WOW Air points out that women make up 54% of all staff, including 33% of managers.
Though the share of female WOW Air pilots is still low at 7% of the total, that is higher than the share in both the US and UK, where it is at around 4-5%.
More than 30 Etihad Airways women showcased their aviation skills and expertise during Etihad’s first ever all-female flight from Abu Dhabi to London..
French Captain Sophie Blanchard and Irish Captain Faela Stevenson piloted the Airbus A380 along with First Officers Pirre Susana Leese from Finland and Liesbeth Baldewijns from Belgium (see top image).
The flight deck worked hand in hand with the 19-member all-female Cabin Crew team from 13 nationalities, on the flight of 368 guests.
The operation also brought together women in roles including pilots and cabin crew, engineers, technicians, a technical safety manager, a flight dispatcher and a load controller.
Travellers to Abu Dhabi International Airport were able to see artwork featuring four of Etihad’s women as they journeyed through the airport.
Other airlines which flew aircraft staffed by an all-female crew included the Lufthansa Group (Lufthansa, SWISS, Austrian Airlines, and Brussels Airlines), and Thomas Cook Airlines.
Meanwhile, Norwegian, announced that the portraits of eight renowned British women will adorn the airline’s tail fins and become ‘Tail Fin Heroes’.
They will join Amy Johnson and Jane Austen, who already feature on Norwegian aircraft, to create 10 British Female Tail Fin Heroes.
The eight additional women include mathematician Ada Lovelace, writer Charlotte Brontë, and medical pioneer Florence Nightingale.
What’s the only country in the world to be named after a woman?

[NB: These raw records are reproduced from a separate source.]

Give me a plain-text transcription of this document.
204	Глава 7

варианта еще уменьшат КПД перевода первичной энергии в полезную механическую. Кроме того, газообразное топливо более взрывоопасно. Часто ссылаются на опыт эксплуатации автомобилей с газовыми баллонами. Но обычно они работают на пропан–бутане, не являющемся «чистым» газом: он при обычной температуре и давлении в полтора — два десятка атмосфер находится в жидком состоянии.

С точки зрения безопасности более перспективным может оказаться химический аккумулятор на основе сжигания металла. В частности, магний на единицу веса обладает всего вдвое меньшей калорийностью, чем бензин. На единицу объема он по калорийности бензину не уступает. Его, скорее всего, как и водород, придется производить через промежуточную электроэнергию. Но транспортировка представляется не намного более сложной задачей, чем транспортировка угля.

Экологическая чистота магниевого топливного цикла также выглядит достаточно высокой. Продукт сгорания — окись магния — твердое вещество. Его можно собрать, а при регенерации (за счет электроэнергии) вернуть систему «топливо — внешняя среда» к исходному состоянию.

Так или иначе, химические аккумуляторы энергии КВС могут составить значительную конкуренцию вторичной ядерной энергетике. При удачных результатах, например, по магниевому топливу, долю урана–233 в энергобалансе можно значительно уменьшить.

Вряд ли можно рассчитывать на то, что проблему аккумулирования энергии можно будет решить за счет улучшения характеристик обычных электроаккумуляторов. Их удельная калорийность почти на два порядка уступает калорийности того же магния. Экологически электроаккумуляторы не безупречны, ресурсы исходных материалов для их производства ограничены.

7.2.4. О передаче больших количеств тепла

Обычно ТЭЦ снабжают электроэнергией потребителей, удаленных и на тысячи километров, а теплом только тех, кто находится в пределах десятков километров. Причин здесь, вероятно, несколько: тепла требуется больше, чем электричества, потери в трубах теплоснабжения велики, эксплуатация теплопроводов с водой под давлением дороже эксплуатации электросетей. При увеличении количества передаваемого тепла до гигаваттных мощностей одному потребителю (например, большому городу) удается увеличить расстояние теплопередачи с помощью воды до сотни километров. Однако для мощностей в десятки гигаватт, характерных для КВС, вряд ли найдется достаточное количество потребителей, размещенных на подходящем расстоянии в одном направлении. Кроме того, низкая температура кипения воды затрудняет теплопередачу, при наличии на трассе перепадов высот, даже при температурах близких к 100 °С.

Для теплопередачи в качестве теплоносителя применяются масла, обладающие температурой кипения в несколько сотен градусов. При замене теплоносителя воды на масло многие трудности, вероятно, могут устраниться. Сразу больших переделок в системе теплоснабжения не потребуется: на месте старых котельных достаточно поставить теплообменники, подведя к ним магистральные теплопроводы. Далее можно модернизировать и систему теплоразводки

Virgin Atlantic and Virgin Holidays say it’s the island of St Lucia, named after Saint Lucie.
Virgin Holidays carried out research showing that two thirds of British women struggle to take holidays, due to the pressures of balancing work and family life.
As a result, anyone lucky enough be blessed with the first name “Lucy” or “Lucia” on their passport was given the chance to fly to St Lucia, by entering the special competition website.

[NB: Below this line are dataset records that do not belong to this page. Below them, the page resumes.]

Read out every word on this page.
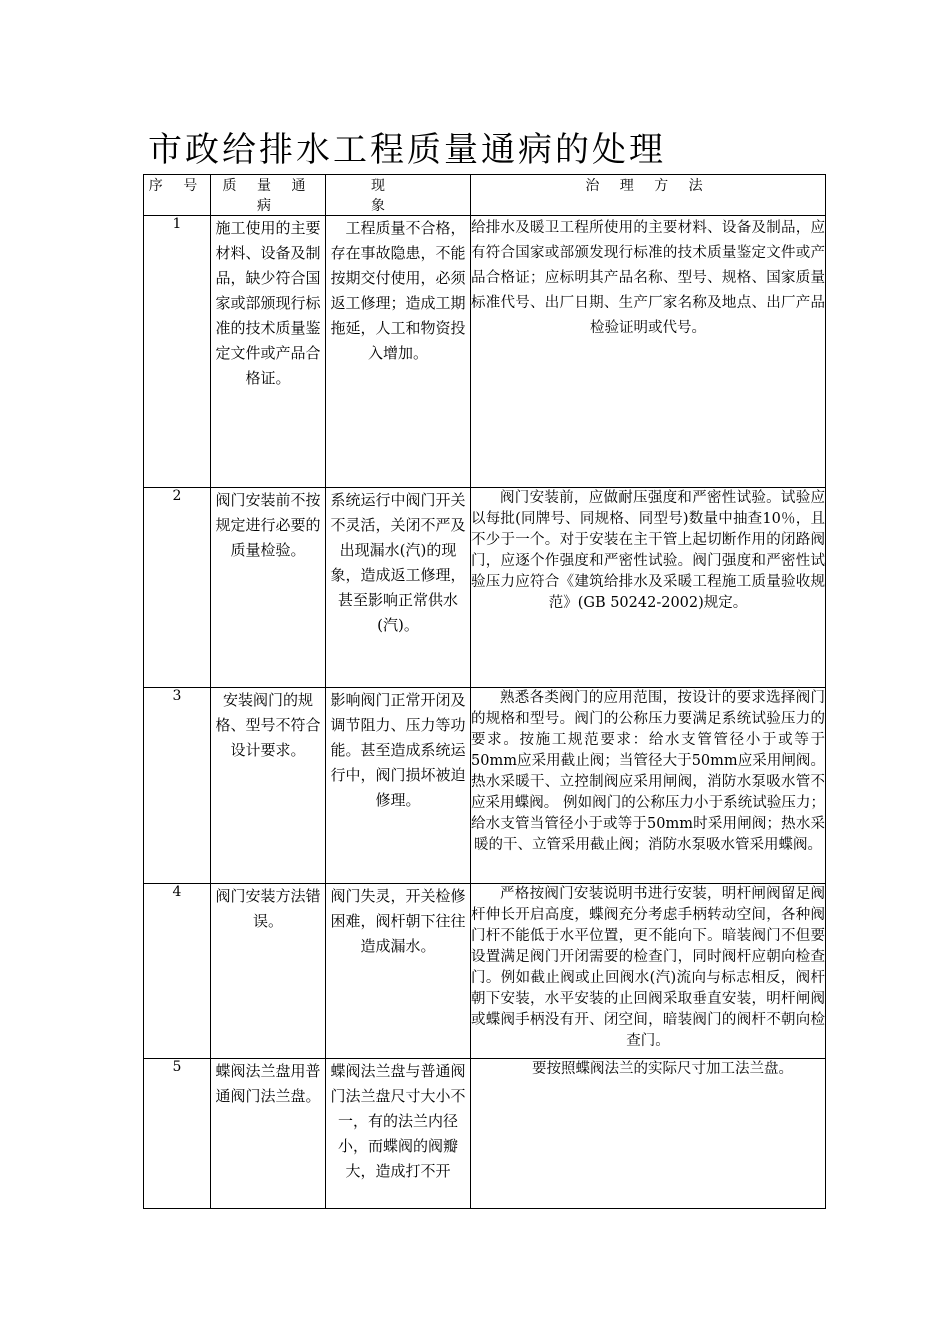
市政给排水工程质量通病的处理
序 号	质 量 通 病	现 象	治 理 方 法
1	施工使用的主要材料、设备及制品，缺少符合国家或部颁现行标准的技术质量鉴定文件或产品合格证。	工程质量不合格，存在事故隐患，不能按期交付使用，必须返工修理；造成工期拖延，人工和物资投入增加。	给排水及暖卫工程所使用的主要材料、设备及制品，应有符合国家或部颁发现行标准的技术质量鉴定文件或产品合格证；应标明其产品名称、型号、规格、国家质量标准代号、出厂日期、生产厂家名称及地点、出厂产品检验证明或代号。
2	阀门安装前不按规定进行必要的质量检验。	系统运行中阀门开关不灵活，关闭不严及出现漏水(汽)的现象，造成返工修理，甚至影响正常供水(汽)。	阀门安装前，应做耐压强度和严密性试验。试验应以每批(同牌号、同规格、同型号)数量中抽查10％，且不少于一个。对于安装在主干管上起切断作用的闭路阀门，应逐个作强度和严密性试验。阀门强度和严密性试验压力应符合《建筑给排水及采暖工程施工质量验收规范》(GB 50242-2002)规定。
3	安装阀门的规格、型号不符合设计要求。	影响阀门正常开闭及调节阻力、压力等功能。甚至造成系统运行中，阀门损坏被迫修理。	熟悉各类阀门的应用范围，按设计的要求选择阀门的规格和型号。阀门的公称压力要满足系统试验压力的要求。按施工规范要求：给水支管管径小于或等于50mm应采用截止阀；当管径大于50mm应采用闸阀。热水采暖干、立控制阀应采用闸阀，消防水泵吸水管不应采用蝶阀。 例如阀门的公称压力小于系统试验压力；给水支管当管径小于或等于50mm时采用闸阀；热水采暖的干、立管采用截止阀；消防水泵吸水管采用蝶阀。
4	阀门安装方法错误。	阀门失灵，开关检修困难，阀杆朝下往往造成漏水。	严格按阀门安装说明书进行安装，明杆闸阀留足阀杆伸长开启高度，蝶阀充分考虑手柄转动空间，各种阀门杆不能低于水平位置，更不能向下。暗装阀门不但要设置满足阀门开闭需要的检查门，同时阀杆应朝向检查门。例如截止阀或止回阀水(汽)流向与标志相反，阀杆朝下安装，水平安装的止回阀采取垂直安装，明杆闸阀或蝶阀手柄没有开、闭空间，暗装阀门的阀杆不朝向检查门。
5	蝶阀法兰盘用普通阀门法兰盘。	蝶阀法兰盘与普通阀门法兰盘尺寸大小不一，有的法兰内径小，而蝶阀的阀瓣大，造成打不开	要按照蝶阀法兰的实际尺寸加工法兰盘。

Finally, British Airways marked international women’s day by welcoming 100 young women to its Global Learning Academy to inspire more girls to become commercial airline pilots.
Girls aged between 14 and 18 from 30 different schools across the South East were invited to visit British Airways’ state-of-the-art training centre to meet some of the airline’s female pilots and experience flying an aircraft in one of British Airways’ flight simulators.
As well as this the 100 youngsters toured the airline’s training facilities and one of its long-haul aircraft and learnt how crew deal with challenging issues during a flight.
They listened to talks from British Airways’ female pilots and trainees who shared tips on how to break into the industry, advised which subjects they should be paying close attention to at school and explained the dedication required as well as the excitement that comes with flying around the world.